The most common motivation behind starting a side hustle is money. Employees are looking for an income stream beyond their salaries, especially if they only get a nominal raise every year. Extra income means more capital to pay down debt from credit cards, student loans, or large medical bills. It could mean paying off a house faster or building a down payment to buy a house in the first place. It could mean building a substantial emergency fund in case the world shuts down again.
22 million jobs were lost between February and April of 2020. By October, 2020, 2.4 million people had been unemployed for over 27 weeks, pushing them into the long-term joblessness category. With that kind of history, it’s no wonder Americans are taking job security into their own hands. These days, 1 in 3 Americans have a side hustle which supplements the income from their primary job and often monetizes a hobby or passion project.
The pandemic changed the way work is done, forcing businesses to restructure everything from customer service to cubicle space. Today, it’s all too common to hear that someone works a hybrid schedule, only swapping their athleisure for business casual one or two days a week to head into the office. It is just as common to hear that someone works fully from home. Not commuting all or most of the time means more time to pursue things outside of their main job and many workers are taking full advantage.
So how can primary employers fit into this?
Most employee handbooks will contain a “side hustle” policy that usually boils down to “don’t let it interfere with your job.” But rather than pretend like it isn’t happening (or the other extreme of immediate termination) , why not start a conversation? Engage with employees to find out their side hustle “why.” Is it a long term passion project they’ve always wanted to pursue? Is it just a way to make extra money in their down time? Is there some larger issue or concern driving the arrangement?
Taking the time to engage with the employee on their motivations behind starting a side hustle is a great show of support.

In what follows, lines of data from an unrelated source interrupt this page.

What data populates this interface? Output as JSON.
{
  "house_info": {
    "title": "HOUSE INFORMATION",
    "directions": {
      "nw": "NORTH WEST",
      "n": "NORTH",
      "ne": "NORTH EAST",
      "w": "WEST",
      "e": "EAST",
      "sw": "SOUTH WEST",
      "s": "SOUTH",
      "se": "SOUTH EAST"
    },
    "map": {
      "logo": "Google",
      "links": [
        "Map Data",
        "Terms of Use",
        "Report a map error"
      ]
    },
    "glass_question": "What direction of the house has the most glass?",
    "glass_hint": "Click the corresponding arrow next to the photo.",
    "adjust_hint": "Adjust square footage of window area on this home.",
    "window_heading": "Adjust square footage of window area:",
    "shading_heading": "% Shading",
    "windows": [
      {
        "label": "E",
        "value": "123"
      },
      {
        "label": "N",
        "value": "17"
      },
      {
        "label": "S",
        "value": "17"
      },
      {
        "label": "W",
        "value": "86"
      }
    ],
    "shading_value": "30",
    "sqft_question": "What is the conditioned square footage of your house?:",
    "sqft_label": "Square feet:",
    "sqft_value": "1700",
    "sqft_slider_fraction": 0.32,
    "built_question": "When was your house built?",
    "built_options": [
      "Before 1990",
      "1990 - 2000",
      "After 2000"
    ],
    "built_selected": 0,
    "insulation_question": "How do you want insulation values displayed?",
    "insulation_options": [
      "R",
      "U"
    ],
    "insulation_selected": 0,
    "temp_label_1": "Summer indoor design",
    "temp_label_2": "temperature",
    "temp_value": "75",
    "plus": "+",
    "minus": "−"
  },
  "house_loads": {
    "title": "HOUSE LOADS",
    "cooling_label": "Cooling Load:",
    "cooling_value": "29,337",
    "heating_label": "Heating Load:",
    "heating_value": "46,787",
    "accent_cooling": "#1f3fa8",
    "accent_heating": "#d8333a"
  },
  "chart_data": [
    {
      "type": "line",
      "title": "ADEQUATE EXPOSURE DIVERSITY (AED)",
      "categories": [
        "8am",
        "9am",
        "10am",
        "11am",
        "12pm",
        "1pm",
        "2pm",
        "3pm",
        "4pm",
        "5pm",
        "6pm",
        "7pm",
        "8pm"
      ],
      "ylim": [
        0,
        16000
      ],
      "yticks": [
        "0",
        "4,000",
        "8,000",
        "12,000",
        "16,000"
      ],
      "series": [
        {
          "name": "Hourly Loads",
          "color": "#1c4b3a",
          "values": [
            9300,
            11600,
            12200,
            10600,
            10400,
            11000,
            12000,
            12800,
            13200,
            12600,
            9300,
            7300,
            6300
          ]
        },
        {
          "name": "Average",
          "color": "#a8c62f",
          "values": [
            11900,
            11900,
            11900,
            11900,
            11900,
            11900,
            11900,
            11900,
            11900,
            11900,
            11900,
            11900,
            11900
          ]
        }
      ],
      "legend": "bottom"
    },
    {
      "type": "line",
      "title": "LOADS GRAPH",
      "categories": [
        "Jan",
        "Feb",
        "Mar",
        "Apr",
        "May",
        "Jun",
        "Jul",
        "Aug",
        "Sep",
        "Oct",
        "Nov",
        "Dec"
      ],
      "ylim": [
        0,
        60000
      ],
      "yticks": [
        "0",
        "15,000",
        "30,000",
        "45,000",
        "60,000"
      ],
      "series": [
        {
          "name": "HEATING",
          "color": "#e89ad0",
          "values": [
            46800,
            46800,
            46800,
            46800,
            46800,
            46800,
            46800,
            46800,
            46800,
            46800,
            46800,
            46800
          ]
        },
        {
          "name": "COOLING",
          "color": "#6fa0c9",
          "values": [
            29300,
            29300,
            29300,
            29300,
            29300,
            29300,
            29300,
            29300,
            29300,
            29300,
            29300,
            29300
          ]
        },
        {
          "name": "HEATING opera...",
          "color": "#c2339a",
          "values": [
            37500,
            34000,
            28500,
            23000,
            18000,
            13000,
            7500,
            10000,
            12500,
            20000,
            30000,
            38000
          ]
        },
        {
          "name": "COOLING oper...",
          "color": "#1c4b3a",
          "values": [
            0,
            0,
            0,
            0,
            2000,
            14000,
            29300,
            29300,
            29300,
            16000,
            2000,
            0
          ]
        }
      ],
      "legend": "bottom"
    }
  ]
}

But, it is possible for employers to do even more.
A vesting bonus from Keep could help these employees access that immediate cash, to support whatever the driver is behind their side hustle. If the motivation is finances, they could use the lump sum to address some of their money concerns. If it’s about pursuing a beloved hobby, the funds could be used for supplies or materials. Either way, the employer/employee relationship is bolstered and the employees feel valued. Employees who feel supported at their jobs are engaged employees. And higher engagement means higher productivity for the company. An added bonus – supervisors might have a new supplier for organic soap.